By Rob Mitchum // February 5, 2015
When the metagenomics platform MG-RAST was launched in 2007, data was scarce. Created as a public resource for annotating microbial genomes from environmental samples, MG-RAST originally served a small community of scientists with relatively small datasets, due to the great expense of gene sequencing. But as that cost plummeted and metagenomics research boomed, the platform swelled to its current size of over 66 trillion base pairs of data — a rich sea of information on the microbial world, but one that presents challenges for scientists who seek to find and export the data they need.
In response to increased demand for normalized data from MG-RAST, the team behind the platform recently unveiled a new route of access: an application program interface, or API. Today a common feature of data-heavy websites, APIs work as a kind of library checkout desk for websites, allowing users to acquire the data they want in a standardized format under terms that the website owners are comfortable with. With MG-RAST’s shiny new API, researchers can now get the computed data they need for further bioinformatics work, with a minimum of hardware and software investment on their own end.
“The problem was, if anybody wanted to start the business we are in, the assumption in biology was that you would have to start from scratch — in order to test, you needed to build the entire system,” said CI Senior Fellow Folker Meyer, one of the creators of MG-RAST. “The API exposes the data and all computational side products, and enables lots of people to make different uses of the data in the future.”
For many researchers, the API will help fill important gaps in their “data pipelines” — the path from sequencing through annotation (the identification of particular proteins or functions within the gene sequence) to further analysis and experiments. While MG-RAST has been used to annotate over 160,000 metagenomic datasets already, the graphic user interface created limitations preventing researchers from extracting certain types of data or metadata, or creating an automatic script that uploads raw data and downloads results without human intervention.
Using different API call methods, users can pull out data by functional or taxonomical categories — for example, all reads marked as proteases from marine metagenomes (one of several demonstrations provided in a recent PLOS Computational Biology paper) — or search within specific projects or samples. The ability to “filter” data in this way eases some of the growing data transfer obstacles in bioinformatics, the authors write, as analysis can multiply the “data footprint” of a given sample 10 times over.

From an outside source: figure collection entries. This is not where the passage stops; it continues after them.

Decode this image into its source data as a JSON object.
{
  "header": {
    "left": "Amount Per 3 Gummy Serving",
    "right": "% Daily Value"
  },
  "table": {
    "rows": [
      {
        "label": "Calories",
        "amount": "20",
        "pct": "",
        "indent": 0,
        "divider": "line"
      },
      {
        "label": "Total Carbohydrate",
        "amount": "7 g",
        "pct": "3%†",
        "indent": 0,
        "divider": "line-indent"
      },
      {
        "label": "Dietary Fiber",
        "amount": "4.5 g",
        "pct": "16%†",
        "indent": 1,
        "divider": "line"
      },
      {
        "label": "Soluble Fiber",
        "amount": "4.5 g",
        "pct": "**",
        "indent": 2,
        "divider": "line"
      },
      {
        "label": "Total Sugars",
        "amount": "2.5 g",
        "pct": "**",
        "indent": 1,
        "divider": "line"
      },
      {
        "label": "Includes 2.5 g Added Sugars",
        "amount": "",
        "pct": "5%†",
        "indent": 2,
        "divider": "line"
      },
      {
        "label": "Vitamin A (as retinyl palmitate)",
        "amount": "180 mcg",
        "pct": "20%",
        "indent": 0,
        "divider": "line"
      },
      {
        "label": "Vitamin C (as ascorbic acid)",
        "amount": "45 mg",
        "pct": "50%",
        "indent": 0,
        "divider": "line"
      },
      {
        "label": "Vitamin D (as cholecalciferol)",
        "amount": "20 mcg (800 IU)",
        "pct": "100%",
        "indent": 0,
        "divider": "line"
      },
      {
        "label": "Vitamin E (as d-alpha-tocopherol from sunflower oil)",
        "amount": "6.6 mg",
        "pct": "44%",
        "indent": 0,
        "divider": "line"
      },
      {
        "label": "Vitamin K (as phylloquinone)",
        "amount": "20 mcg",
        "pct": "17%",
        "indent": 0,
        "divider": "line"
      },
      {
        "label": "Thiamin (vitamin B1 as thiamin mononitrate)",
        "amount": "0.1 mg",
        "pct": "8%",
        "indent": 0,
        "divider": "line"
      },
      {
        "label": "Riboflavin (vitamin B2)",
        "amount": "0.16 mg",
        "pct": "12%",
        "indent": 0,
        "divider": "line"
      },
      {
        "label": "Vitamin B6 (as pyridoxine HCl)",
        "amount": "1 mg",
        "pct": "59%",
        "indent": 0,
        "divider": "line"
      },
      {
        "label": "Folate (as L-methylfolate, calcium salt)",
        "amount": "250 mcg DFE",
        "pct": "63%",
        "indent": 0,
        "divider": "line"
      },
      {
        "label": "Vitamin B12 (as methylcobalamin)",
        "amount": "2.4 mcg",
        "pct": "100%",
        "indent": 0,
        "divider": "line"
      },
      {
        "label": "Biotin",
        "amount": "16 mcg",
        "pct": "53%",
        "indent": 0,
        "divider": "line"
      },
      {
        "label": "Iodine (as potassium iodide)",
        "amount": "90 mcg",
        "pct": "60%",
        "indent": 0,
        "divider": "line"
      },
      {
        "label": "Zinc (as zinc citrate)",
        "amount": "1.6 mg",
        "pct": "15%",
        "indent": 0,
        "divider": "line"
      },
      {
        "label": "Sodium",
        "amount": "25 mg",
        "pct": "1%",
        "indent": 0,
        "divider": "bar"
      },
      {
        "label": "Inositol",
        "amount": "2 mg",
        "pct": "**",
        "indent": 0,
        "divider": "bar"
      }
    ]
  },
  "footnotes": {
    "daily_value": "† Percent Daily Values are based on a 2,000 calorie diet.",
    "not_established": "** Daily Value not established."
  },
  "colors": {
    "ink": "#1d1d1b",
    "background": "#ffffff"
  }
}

The MG-RAST team already has witnessed the popularity of the new API, with over 100 researchers using it in the months since the launch. Internally, the Argonne-based team is also using the API to feed another biology platform: KBase, a predictive modeling platform for microbial and plant communities, which will extract MG-RAST data for use in its analyses.
During the humble beginnings of MG-RAST, Meyer and colleagues never considered that an API would be necessary, he said. But the platform’s overnight success and sustained use motivated the belated addition in order to help feed the next generation of metagenomics applications.
“MG-RAST happened by accident,” Meyer said. “We built it near the beach in San Diego, used it, and left it open for friends who knew about it. When we came back after two months, it had hundreds of users and lots of datasets, and it’s kept mushrooming from there, gaining features. So an API was a late consideration.”
The addition reflects broader trends in biology as it becomes a more data-intensive field, Meyer added.
“Biology is going through a dramatic change, as it used to be extremely data poor,” Meyer said. “Biology has had to totally redefine its computer science infrastructure, because DNA sequencing became 10,000 times faster and cheaper. In five years, we went from getting a little bit of data to drinking from the firehose.”